En cabo Cod había mantenido los ojos bien abiertos durante todo el rato. Obviamente no se iba a topar con él. En primer lugar, había algo más de un cuarto de hora en coche entre Orleans y Harwichport. En segundo lugar, no se le ocurría ninguna razón para que alguien quisiera ir de Orleans a Harwichport; el tráfico circulaba en el otro sentido. Orleans era grande, más grande al menos. Tenía más tiendas, más restaurantes. La impresionante playa de Nauset, que se abría al Atlántico, hacía que el estrecho de Nantucket pareciera una piscina para niños. Inger Johanne sabía que no se encontraría con él, pero no había dejado de lanzar miradas por encima del hombro.
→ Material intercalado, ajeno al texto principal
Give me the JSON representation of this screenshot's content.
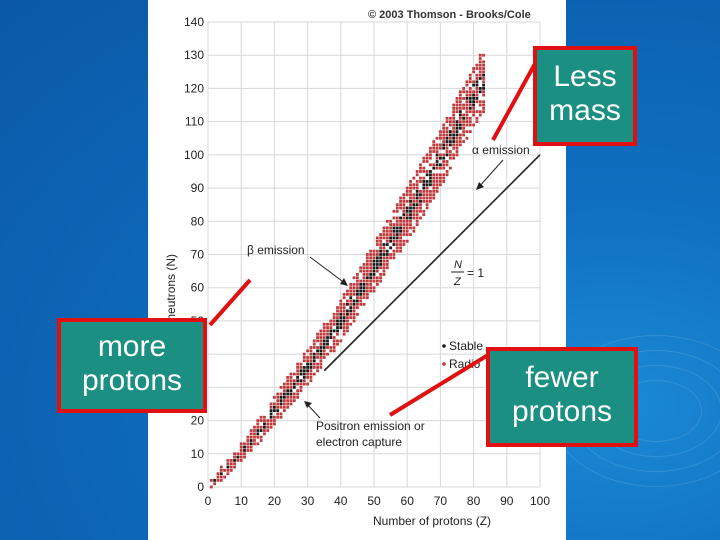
{
  "copyright": "© 2003 Thomson - Brooks/Cole",
  "callouts": {
    "less_mass": "Less mass",
    "more_protons": "more protons",
    "fewer_protons": "fewer protons"
  },
  "annotations": {
    "alpha_emission": "α emission",
    "beta_emission": "β emission",
    "positron_line1": "Positron emission or",
    "positron_line2": "electron capture",
    "ratio_n": "N",
    "ratio_z": "Z",
    "ratio_eq": "= 1",
    "legend_stable": "Stable",
    "legend_radio": "Radio"
  },
  "colors": {
    "callout_fill": "#1a8f82",
    "callout_border": "#e01010",
    "stable_dot": "#1a1a1a",
    "radioactive_dot": "#c0393b"
  },
  "chart_data": {
    "type": "scatter",
    "xlabel": "Number of protons (Z)",
    "ylabel": "Number of neutrons (N)",
    "xlim": [
      0,
      100
    ],
    "ylim": [
      0,
      140
    ],
    "xticks": [
      0,
      10,
      20,
      30,
      40,
      50,
      60,
      70,
      80,
      90,
      100
    ],
    "yticks": [
      0,
      10,
      20,
      30,
      40,
      50,
      60,
      70,
      80,
      90,
      100,
      110,
      120,
      130,
      140
    ],
    "reference_line": {
      "label": "N/Z = 1",
      "points": [
        [
          0,
          0
        ],
        [
          100,
          100
        ]
      ]
    },
    "band": {
      "description": "band of stability",
      "z_range": [
        1,
        83
      ],
      "center_n": [
        [
          0,
          0
        ],
        [
          10,
          10
        ],
        [
          20,
          23
        ],
        [
          30,
          36
        ],
        [
          40,
          50
        ],
        [
          50,
          66
        ],
        [
          60,
          82
        ],
        [
          70,
          99
        ],
        [
          80,
          118
        ],
        [
          83,
          122
        ]
      ],
      "half_width_n": [
        [
          0,
          1
        ],
        [
          20,
          4
        ],
        [
          40,
          6
        ],
        [
          60,
          8
        ],
        [
          83,
          9
        ]
      ]
    },
    "series": [
      {
        "name": "Stable",
        "color": "#1a1a1a"
      },
      {
        "name": "Radio",
        "color": "#c0393b"
      }
    ]
  }
}
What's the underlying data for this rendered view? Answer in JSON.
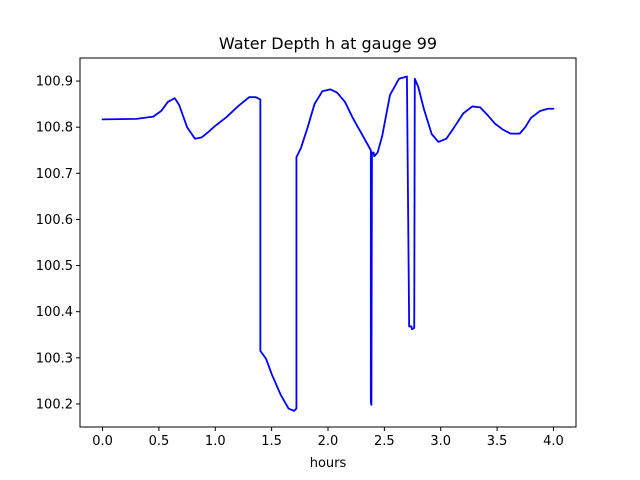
{
  "chart_data": {
    "type": "line",
    "title": "Water Depth h at gauge 99",
    "xlabel": "hours",
    "ylabel": "",
    "xlim": [
      -0.2,
      4.2
    ],
    "ylim": [
      100.15,
      100.95
    ],
    "x_ticks": [
      0.0,
      0.5,
      1.0,
      1.5,
      2.0,
      2.5,
      3.0,
      3.5,
      4.0
    ],
    "x_tick_labels": [
      "0.0",
      "0.5",
      "1.0",
      "1.5",
      "2.0",
      "2.5",
      "3.0",
      "3.5",
      "4.0"
    ],
    "y_ticks": [
      100.2,
      100.3,
      100.4,
      100.5,
      100.6,
      100.7,
      100.8,
      100.9
    ],
    "y_tick_labels": [
      "100.2",
      "100.3",
      "100.4",
      "100.5",
      "100.6",
      "100.7",
      "100.8",
      "100.9"
    ],
    "grid": false,
    "series": [
      {
        "color": "#0000ff",
        "x": [
          0.0,
          0.3,
          0.45,
          0.52,
          0.58,
          0.64,
          0.68,
          0.75,
          0.82,
          0.88,
          0.94,
          1.0,
          1.1,
          1.2,
          1.3,
          1.36,
          1.4,
          1.4,
          1.45,
          1.5,
          1.58,
          1.65,
          1.7,
          1.72,
          1.72,
          1.76,
          1.82,
          1.88,
          1.95,
          2.02,
          2.08,
          2.15,
          2.22,
          2.3,
          2.38,
          2.38,
          2.385,
          2.39,
          2.405,
          2.41,
          2.44,
          2.48,
          2.55,
          2.63,
          2.7,
          2.72,
          2.74,
          2.745,
          2.765,
          2.77,
          2.8,
          2.85,
          2.92,
          2.98,
          3.05,
          3.12,
          3.2,
          3.28,
          3.35,
          3.42,
          3.48,
          3.55,
          3.62,
          3.7,
          3.75,
          3.8,
          3.88,
          3.95,
          4.0
        ],
        "y": [
          100.817,
          100.818,
          100.823,
          100.835,
          100.855,
          100.863,
          100.848,
          100.8,
          100.775,
          100.778,
          100.79,
          100.803,
          100.822,
          100.845,
          100.865,
          100.865,
          100.86,
          100.315,
          100.298,
          100.265,
          100.22,
          100.19,
          100.185,
          100.19,
          100.735,
          100.755,
          100.8,
          100.85,
          100.878,
          100.882,
          100.875,
          100.855,
          100.82,
          100.785,
          100.75,
          100.205,
          100.198,
          100.745,
          100.745,
          100.737,
          100.745,
          100.78,
          100.87,
          100.905,
          100.91,
          100.368,
          100.368,
          100.362,
          100.365,
          100.905,
          100.888,
          100.84,
          100.785,
          100.768,
          100.775,
          100.8,
          100.83,
          100.845,
          100.843,
          100.825,
          100.808,
          100.795,
          100.786,
          100.786,
          100.8,
          100.82,
          100.835,
          100.84,
          100.84
        ]
      }
    ]
  }
}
De nuevo deslizó el dedo por las hojas, pero seguían sin decirle nada. El jefe de sección, el superior de Alvhild en 1965, llevaba cerca de treinta años muerto. Lo tachó. Los compañeros de trabajo de Alvhild no tenían nada que contar. Hacía mucho tiempo ya que Alvhild había investigado si sabían algo, si tenían alguna clave sobre la misteriosa puesta en libertad de Aksel Seier. Tachó también sus nombres.
Se le cayó el rotulador en un pliegue de la funda del edredón. Una mancha negra se extendió rápidamente en medio de toda aquella blancura.
Sonó el teléfono.
Identidad oculta, decía la pantalla.
Inger Johanne no conocía a nadie que tuviera un número de teléfono secreto.
Excepto tal vez Yngvar.
Yngvar y Warren debían de tener más o menos la misma edad, pensó.
Cuando se tumbó y se tapó la cabeza con el edredón, el teléfono seguía sonando.
A la mañana siguiente le pareció recordar que el teléfono había sonado un par de veces más. No estaba segura, había dormido profundamente durante toda la noche y no recordaba haber soñado.
41
Aunque habían reforzado el personal con dos chicas jóvenes en prácticas, a causa de lo extraordinario de la situación, la directora seguía estando intranquila. Al fin y al cabo era ella quien tenía la responsabilidad. En su opinión, aquella excursión al Museo de la Técnica era tan arriesgada como innecesaria, pero los demás la habían convencido de su conveniencia. Estaba tan cerca que los niños podían ir andando y, al fin y al cabo, habría cuatro adultos al cuidado de diez niños. Los pequeños tenían la ilusión de ir desde hacía mucho tiempo y, además, tampoco se podía permitir que aquel secuestrador desquiciado limitara la libertad de la gente de esa manera. Era pleno día, no eran más de las doce de la mañana.